As you can see, the part I ignored until now was storage for files that is more than just simple data that can by shared via redis. I need services to read and expose some device firmware binaries, some python scripts that could be editable externally, some mp3/gif/xlsx files that are created by the services. And some of these files need to be both writable by some services and readable by others, the best example is the service generating reports (.xlsx) should store it someone and then the web service should be capable of exposing it. That’s why I wanted to keep it simple and have one big read/write volume that all pods could access.

microk8s basic plugins (hostpath and nfs) don’t seem efficient enough and error prone. The NFS one actually stored everything on just one node and filled its disk while the others had lot of space available.
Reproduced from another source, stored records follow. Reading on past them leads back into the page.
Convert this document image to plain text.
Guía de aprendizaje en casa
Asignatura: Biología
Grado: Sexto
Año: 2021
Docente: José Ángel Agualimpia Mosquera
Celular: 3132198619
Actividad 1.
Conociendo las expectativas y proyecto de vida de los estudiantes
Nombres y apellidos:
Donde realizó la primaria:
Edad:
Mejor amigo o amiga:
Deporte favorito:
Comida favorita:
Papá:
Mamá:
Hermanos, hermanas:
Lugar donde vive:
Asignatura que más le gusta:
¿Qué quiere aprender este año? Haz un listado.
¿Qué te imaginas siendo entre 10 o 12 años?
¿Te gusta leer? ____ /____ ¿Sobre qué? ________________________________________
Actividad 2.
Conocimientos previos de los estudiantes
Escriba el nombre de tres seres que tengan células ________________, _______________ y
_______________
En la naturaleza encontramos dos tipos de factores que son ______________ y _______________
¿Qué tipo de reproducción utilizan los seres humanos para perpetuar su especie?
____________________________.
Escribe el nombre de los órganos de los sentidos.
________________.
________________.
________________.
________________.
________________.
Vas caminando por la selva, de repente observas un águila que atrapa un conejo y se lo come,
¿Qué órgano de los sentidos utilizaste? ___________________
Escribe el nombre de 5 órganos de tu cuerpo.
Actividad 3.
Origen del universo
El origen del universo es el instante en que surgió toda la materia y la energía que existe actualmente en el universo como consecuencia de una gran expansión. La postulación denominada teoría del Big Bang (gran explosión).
So a solution like longhorn/openebs that spread it around look great.

I installed longhorn and… everything crashed. Nodes went offline.
I believe that was because the previously motioned node was already full and just the new docker images filled the disk. I see events about After about 30min, it actually managed to repair itself. And now I had the longhorn-driver-deployer pod crashing, but managed to fix it by adding a values file for the csi.kubeletRootDir variable to point to /var/snap/microk8s/common/var/lib/kubelet as explained here.

I’ll try to create a volume via the longhorn web interface and point my service to use it and then delete the microk8s plugin. I’ll see how it goes.

What you’re describing sounds like it belongs in object storage. For longhorn, I suspect you need at least 3 replicas for it to keep quorum.

Yes I have 3 nodes, rabbitmq and redis also requires this for quorum if you want HA.

The part that confuse me is that I actually doesn’t quite grasp the difference between object storage and block storage. From my simple software developer point of view, I only know about files and drives. My services use file open and file write operations.

I’m not sure if there is some other meaning for the phrase object storage, but my take on it is that object storage is used when referring to an API that can service arbitrary data given a key path. Minio and Riak are selfhosted services capable of providing S3 compatible object storage. The data you put over HTTP is arbitrary, the API doesn’t care if it conforms to any file format. It’s also not a file system.

Block storage is the raw block device that a file system lives on top of. Most CNIs will provide you with a file system that it already allocated for you, sometimes it does so overtop of a block device that it will automatically manage for you. There are a few cloud provider CNIs that wont present raw block storage at all.